Mr. Coates ends with this:
And so for Kanye West, I wonder what he might be, if he could find himself back into connection, back to that place where he sought not a disconnected freedom of “I,” but a black freedom that called him back—back to the bone and drum, back to Chicago, back to Home.
But to find yourself back into connection, that connection must be in a place where it can be legitimately found. In my own life, it never was, just as one never "finds" a valuable item on a store shelf. Instead there was a demand that I purchase it. Looking back on it, I realize that the issue was that the people who wanted me to buy back my Blackness and connection to the broader Black community, didn't realize how high a price that they had set on it, just as I think that Mr. Coates doesn't realize how high a price he expects that Michael Jackson should have paid.

Moving between the worlds of Individual and Collective freedom, or White and Black freedom has costs. Costs that are invisible to those who never leave the paradigm in which they were raised. When I encountered Black freedom, it did not call to me. It demanded my presence, and my obedience, and it cared not what I needed to sacrifice in order to meet its demands. But more importantly, it didn't fathom the uncertainty it created.

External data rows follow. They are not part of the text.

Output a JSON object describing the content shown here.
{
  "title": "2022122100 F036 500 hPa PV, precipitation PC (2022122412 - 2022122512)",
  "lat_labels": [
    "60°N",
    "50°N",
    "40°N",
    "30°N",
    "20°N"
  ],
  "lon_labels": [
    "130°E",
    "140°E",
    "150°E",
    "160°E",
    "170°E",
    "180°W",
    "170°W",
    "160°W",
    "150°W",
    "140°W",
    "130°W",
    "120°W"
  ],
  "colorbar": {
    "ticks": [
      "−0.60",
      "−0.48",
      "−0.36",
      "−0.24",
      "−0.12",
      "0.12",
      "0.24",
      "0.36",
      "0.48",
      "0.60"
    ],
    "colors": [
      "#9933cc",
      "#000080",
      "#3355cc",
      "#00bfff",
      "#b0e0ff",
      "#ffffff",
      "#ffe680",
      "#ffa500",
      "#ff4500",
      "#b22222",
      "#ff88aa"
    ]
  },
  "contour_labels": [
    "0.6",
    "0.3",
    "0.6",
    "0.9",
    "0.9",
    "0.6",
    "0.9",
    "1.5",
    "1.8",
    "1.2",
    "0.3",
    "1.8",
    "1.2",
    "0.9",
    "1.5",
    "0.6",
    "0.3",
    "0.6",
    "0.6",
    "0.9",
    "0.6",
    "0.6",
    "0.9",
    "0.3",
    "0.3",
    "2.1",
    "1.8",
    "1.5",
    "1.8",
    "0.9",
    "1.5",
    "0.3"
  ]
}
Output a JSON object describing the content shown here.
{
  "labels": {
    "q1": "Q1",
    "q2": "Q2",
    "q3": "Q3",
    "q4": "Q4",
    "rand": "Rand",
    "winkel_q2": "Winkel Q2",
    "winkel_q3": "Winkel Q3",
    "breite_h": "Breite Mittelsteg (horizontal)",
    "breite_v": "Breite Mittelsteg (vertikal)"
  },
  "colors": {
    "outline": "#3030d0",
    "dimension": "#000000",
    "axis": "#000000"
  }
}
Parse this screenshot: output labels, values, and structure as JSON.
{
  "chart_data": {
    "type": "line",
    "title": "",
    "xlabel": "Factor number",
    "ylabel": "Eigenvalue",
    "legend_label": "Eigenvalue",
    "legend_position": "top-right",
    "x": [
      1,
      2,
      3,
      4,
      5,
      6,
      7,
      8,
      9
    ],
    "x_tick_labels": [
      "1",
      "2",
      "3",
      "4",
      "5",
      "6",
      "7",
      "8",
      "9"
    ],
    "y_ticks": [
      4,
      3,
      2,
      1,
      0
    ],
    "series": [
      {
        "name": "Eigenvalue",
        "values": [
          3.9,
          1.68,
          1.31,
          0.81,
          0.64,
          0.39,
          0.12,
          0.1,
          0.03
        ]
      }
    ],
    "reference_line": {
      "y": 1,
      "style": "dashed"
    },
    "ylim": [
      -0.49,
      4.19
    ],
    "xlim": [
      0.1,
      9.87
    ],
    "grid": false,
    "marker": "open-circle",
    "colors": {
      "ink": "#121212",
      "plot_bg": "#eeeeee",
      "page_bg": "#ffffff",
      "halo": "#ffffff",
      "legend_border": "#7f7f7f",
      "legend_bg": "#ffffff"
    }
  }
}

It required that I throw my lot in with people who saw me as deliberately unlike them, and as such allied with a hostile power. But it didn't guarantee a welcome for me when I had done so.

And I think that Mr. Coates does the same. He sees Kanye West as willfully rejecting connection and calling upon him to return to the Collective, but for the good of the collective, and to who-knows-what for Mr. West. There is no admonition to the Collective to open its arms wide and take him in without judgement.

During childhood and adolescence, I'd learned what struck me as the nature and the danger of peer pressure when it came to outsiders. Peer pressure offered a transaction: obedience to the norms of the group, in return for acceptance. But it didn't offer a contract, and the group always demanded the obedience come first; so there was always the risk that one would be left holding the bag. People dislike being asked to pay for something that they understand that they are due, and the Collective is no different. And so the only way that "Home" can truly call to someone who is not there is to be okay with the call never being answered. "Home" has to understand that it is asking for something that does not belong to it.

When I clashed with my fellow students at Hampton University, some 31 years ago, now, they felt that they were admonishing me for what I had done. I felt that they were coming after me for who I was. But to them, who I was, who I really was, was someone just like them, and only a deliberate action had made me different. They too, I think, felt that they were calling me back, rather than demanding that I go to a place that I had never before been. My anger with them has subsided. I'm older now, and I think I understand more. Just as I think that I'll also understand if Mr. West finds himself angry with Mr. Coates. I hope that Mr. Coates will understand, too, but I don't think he will.